OSWEGO – Jamere Hill isn’t concerned with how he starts games.
Not the way he’s finishing at Joliet West.
Hill, a 6-foot-3 senior guard, has been on the Tigers’ varsity since he was a sophomore. He’s endured two losing seasons. Now he’s taking the lead for a Joliet West team in the middle of a special season under first-year coach Jeremy Kreiger.
“He’s our senior leader, he’s easily our best player, he does everything right and that’s outside of basketball,” Kreiger said. “We’ve told him you’re going to be a Division I basketball player next year for a reason. It’s not how you start games. It’s how you finish them.”
Hill finished with a flourish Friday.
He scored 17 of his 22 points in the second half. Hill and freshman guard Jeremy Fears Jr., who scored 15, led the Tigers from seven points down at halftime for a 62-57 win at Oswego East in a matchup of teams leading their respective divisions of the Southwest Prairie Conference.
Hill missed his first five 3-point-shot attempts, but didn’t hesitate to keep shooting. He knocked down two 3-pointers in the first two minutes of the second half, and assisted a Fears’ deep 3-pointer that pushed Joliet West (15-2) ahead, 35-33.
Then Hill scored seven straight Joliet West points bridging the third and fourth quarters, his driving layup giving the Tigers the lead for good at 42-40 with 6:50 left.
Joliet West swept Oswego and Oswego East (12-5) this week in two games that mirrored each other.
“We were a way different team in the second half,” Hill said. “Against Oswego, it was the same thing. We came out real slow, they were missing no shots and we came out and we locked them up. This game, same thing. We couldn’t make a shot. We had to get them with defense.”
Jalen Tucker scored 13 of his 16 points in the first half for Oswego East, which led 29-22 at halftime and held Joliet West to 8-of-24 shooting during that stretch.
But the Tigers hit three 3-pointers in the third quarter to turn the tide. It didn’t help the Wolves when Tucker went to the bench with a bloody nose; he didn’t score in the second half until the game’s last minute. Similarly, Oswego East’s Will Wolfe had to check out with a bloody nose in the latter stages of the fourth quarter.
“Jalen’s been playing really well for us,” Oswego East coach Ryan Velasquez said. “Not the greatest third quarter and we knew they could shoot the ball. We needed a little stronger hand on those closeouts.”
Hill and Fears, a baby-faced 14-year-old freshman, are electric with the ball in their hands. Fears on one play in the third quarter stopped on a dime and drilled a sweet turnaround jumper. In the fourth, Hill broke down a defender, and then lifted a spectacular lefty runner high off the glass.
But the Tigers’ senior, who is drawing interest from Toledo, UIC and Milwaukee, among others, has way more than a driving game.
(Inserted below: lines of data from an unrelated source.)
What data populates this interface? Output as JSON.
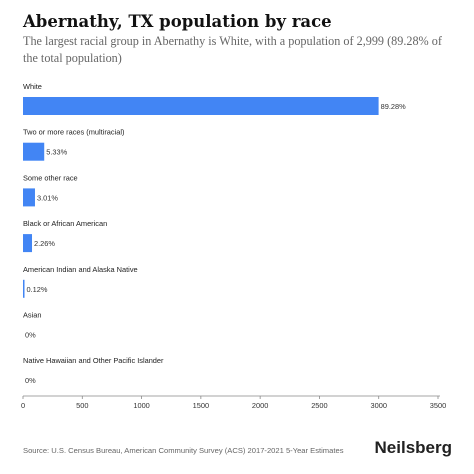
{
  "title": "Abernathy, TX population by race",
  "subtitle": "The largest racial group in Abernathy is White, with a population of 2,999 (89.28% of the total population)",
  "source": "Source: U.S. Census Bureau, American Community Survey (ACS) 2017-2021 5-Year Estimates",
  "brand": "Neilsberg",
  "colors": {
    "bar": "#4285F4",
    "axis": "#666666",
    "text": "#222222"
  },
  "chart_data": {
    "type": "bar",
    "orientation": "horizontal",
    "categories": [
      "White",
      "Two or more races (multiracial)",
      "Some other race",
      "Black or African American",
      "American Indian and Alaska Native",
      "Asian",
      "Native Hawaiian and Other Pacific Islander"
    ],
    "values": [
      2999,
      179,
      101,
      76,
      4,
      0,
      0
    ],
    "value_labels": [
      "89.28%",
      "5.33%",
      "3.01%",
      "2.26%",
      "0.12%",
      "0%",
      "0%"
    ],
    "xlim": [
      0,
      3500
    ],
    "xticks": [
      "0",
      "500",
      "1000",
      "1500",
      "2000",
      "2500",
      "3000",
      "3500"
    ],
    "grid": false
  }
}
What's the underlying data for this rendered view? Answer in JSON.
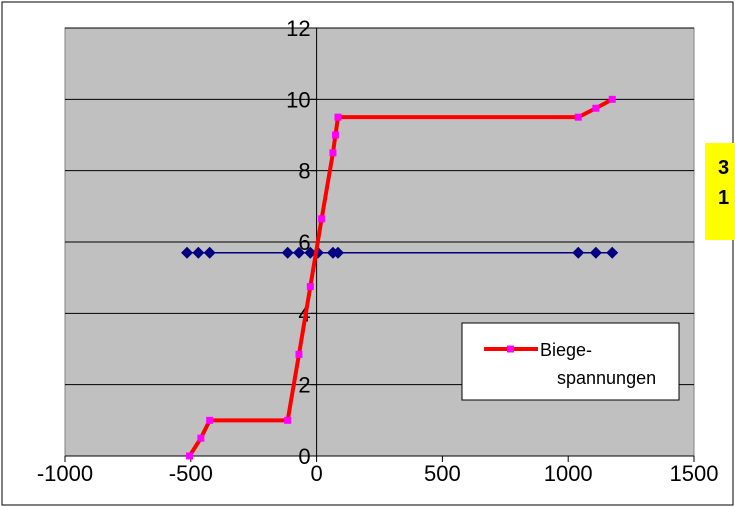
{
  "chart_data": {
    "type": "line",
    "title": "",
    "xlabel": "",
    "ylabel": "",
    "xlim": [
      -1000,
      1500
    ],
    "ylim": [
      0,
      12
    ],
    "x_ticks": [
      -1000,
      -500,
      0,
      500,
      1000,
      1500
    ],
    "y_ticks": [
      0,
      2,
      4,
      6,
      8,
      10,
      12
    ],
    "x_tick_labels": [
      "-1000",
      "-500",
      "0",
      "500",
      "1000",
      "1500"
    ],
    "y_tick_labels": [
      "0",
      "2",
      "4",
      "6",
      "8",
      "10",
      "12"
    ],
    "grid": "horizontal",
    "plot_background": "#c0c0c0",
    "legend_placement": "lower-right",
    "legend_entries": [
      "Biege-",
      "spannungen"
    ],
    "series": [
      {
        "name": "Biege-spannungen",
        "color": "#ff0000",
        "marker_color": "#ff00ff",
        "marker": "square",
        "points": [
          [
            -505,
            0
          ],
          [
            -460,
            0.5
          ],
          [
            -425,
            1
          ],
          [
            -115,
            1
          ],
          [
            -70,
            2.85
          ],
          [
            -25,
            4.75
          ],
          [
            20,
            6.65
          ],
          [
            65,
            8.5
          ],
          [
            75,
            9
          ],
          [
            85,
            9.5
          ],
          [
            1040,
            9.5
          ],
          [
            1110,
            9.75
          ],
          [
            1175,
            10
          ]
        ]
      },
      {
        "name": "",
        "color": "#000080",
        "marker_color": "#000080",
        "marker": "diamond",
        "points": [
          [
            -515,
            5.7
          ],
          [
            -470,
            5.7
          ],
          [
            -425,
            5.7
          ],
          [
            -115,
            5.7
          ],
          [
            -70,
            5.7
          ],
          [
            -25,
            5.7
          ],
          [
            5,
            5.7
          ],
          [
            65,
            5.7
          ],
          [
            85,
            5.7
          ],
          [
            1040,
            5.7
          ],
          [
            1110,
            5.7
          ],
          [
            1175,
            5.7
          ]
        ]
      }
    ]
  },
  "note": {
    "line1": "3",
    "line2": "1"
  }
}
He showcased it with a nifty step-back 3 over Wolfe for a 38-34 lead late in the third.
“That’s the biggest thing that he worked on in the offseason is the ability to shoot from range,” Kreiger said. “He’s built for moments like this.”
Hill and the Tigers have picked up right where they left off after taking third place at the Pontiac Tournament over Christmas. They hardly let a boisterous Oswego East home crowd get to them.
“He has been waiting to play in raucous crowds like this since Pontiac, that fuels his fire more,” Kreiger said. “With [Fears], you can’t teach a 14-year-old to have the composure that he has. He’s born with it. It’s like a two-headed snake with those guys. If you have the ball in those two guys’ hands, they’re going to make plays to win.”
Sam Schultz scored eight of his 12 points in the fourth quarter and grabbed eight rebounds for Oswego East. Wolfe and Rithik Ganesan each added 11 points, but the Wolves did not help their cause with 17-for-30 free-throw shooting. Ganesan’s score with 7:03 left tied the game for the last time, at 40, but the Wolves missed a number of shots at the rim.
“We’ve got to shoot better,” Velasquez said. “Our guys are mad, they understand that we’ve got to play for four quarters and execute better, convert at the free-throw line and be strong putting up shots underneath the basket [that] we need to convert.”